To Hedge Or Not to Hedge
The introduction of currency-hedged ETFs has opened the doors to a new style of investing that has caught fire amid a rising U.S. dollar environment. For some, the choice between opting for a currency-hedged ETF over a traditional, unhedged one boils down to their view on where the greenback is headed next; while this makes sense for some, there are many who have no idea or opinion on the subject but are still faced with making the choice when shopping for a foreign equity ETF.
In this case, investors may find it helpful to consider their investment horizon rather than their forecast of the U.S. dollar. For younger investors, it makes more sense to go for an unhedged ETF as currency returns are a huge driver of total return; the beaten down state of EM currencies at the moment presents an opportunity for those with a long-term horizon.

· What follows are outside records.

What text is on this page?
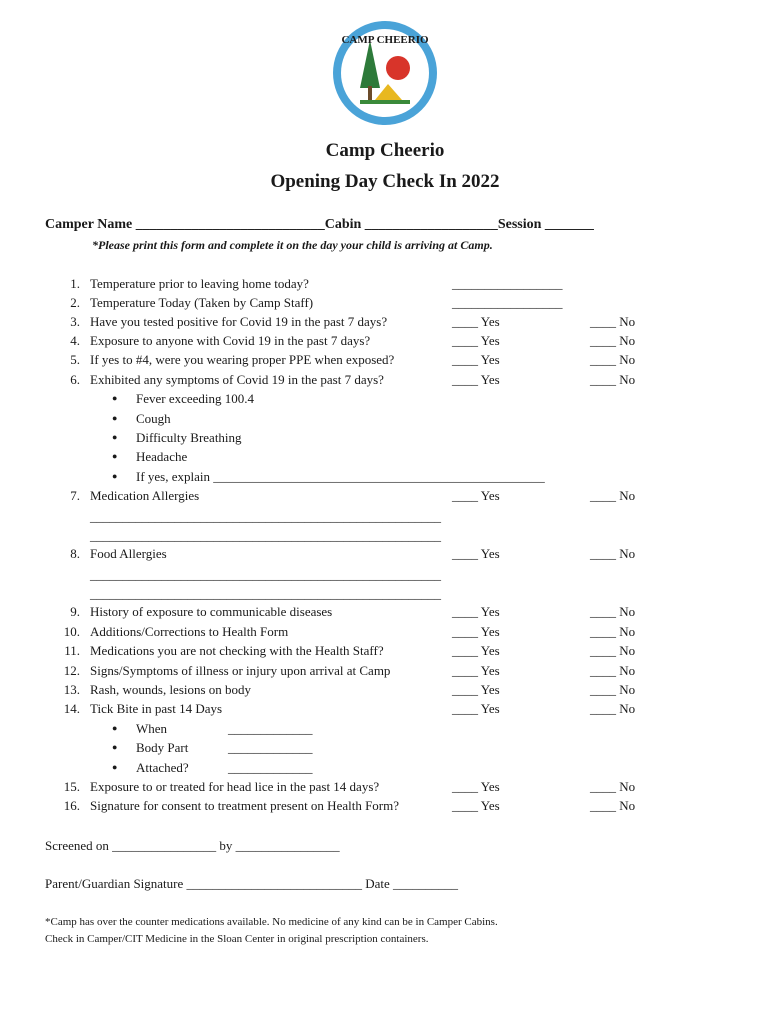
CAMP CHEERIO
Camp Cheerio
Opening Day Check In 2022
Camper Name ___________________________Cabin ___________________Session _______
*Please print this form and complete it on the day your child is arriving at Camp.
1. Temperature prior to leaving home today?	_________________
2. Temperature Today (Taken by Camp Staff)	_________________
3. Have you tested positive for Covid 19 in the past 7 days?	____ Yes	____ No
4. Exposure to anyone with Covid 19 in the past 7 days?	____ Yes	____ No
5. If yes to #4, were you wearing proper PPE when exposed?	____ Yes	____ No
6. Exhibited any symptoms of Covid 19 in the past 7 days?	____ Yes	____ No
● Fever exceeding 100.4
● Cough
● Difficulty Breathing
● Headache
● If yes, explain ___________________________________________________
7. Medication Allergies	____ Yes	____ No
______________________________________________________
______________________________________________________
8. Food Allergies	____ Yes	____ No
______________________________________________________
______________________________________________________
9. History of exposure to communicable diseases	____ Yes	____ No
10. Additions/Corrections to Health Form	____ Yes	____ No
11. Medications you are not checking with the Health Staff?	____ Yes	____ No
12. Signs/Symptoms of illness or injury upon arrival at Camp	____ Yes	____ No
13. Rash, wounds, lesions on body	____ Yes	____ No
14. Tick Bite in past 14 Days	____ Yes	____ No
● When	_____________
● Body Part	_____________
● Attached?	_____________
15. Exposure to or treated for head lice in the past 14 days?	____ Yes	____ No
16. Signature for consent to treatment present on Health Form?	____ Yes	____ No
Screened on ________________ by ________________
Parent/Guardian Signature ___________________________ Date __________
*Camp has over the counter medications available. No medicine of any kind can be in Camper Cabins.
Check in Camper/CIT Medicine in the Sloan Center in original prescription containers.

For conservative investors, currency hedged ETFs make a lot of sense in any economic environment; these ETFs take the currency risk out of the equation, which is very appealing to someone who might be hesitant to dip their toes in overseas equity markets to begin with.
Last but certainly not least, don’t rush the part of the research process where you actually take the time to look under the hood. When you’ve narrowed down your product list to a few options, take note of the following for each ETF when making your final comparisons:
- Total number of holdings
- % in Top 10
- Sector Allocations
As a general rule of thumb, the more concentrated a portfolio is in any one factor, be it top holdings or sector allocations, that ETF is likely more appealing for an aggressive investor; likewise, more conservative investors would be best off sticking with deep and well-balanced funds. This means looking at ETFs with a relatively high number of total holdings and no over-concentration to a few securities or any one sector in particular.
The Bottom Line
The list of factors highlighted above should help those who are researching possible ways to play international markets and need a bit more guidance to find the “best fit” ETF for their objective. Be sure you understand a fund’s strategy and the nuances associated with the product before pulling the buy trigger.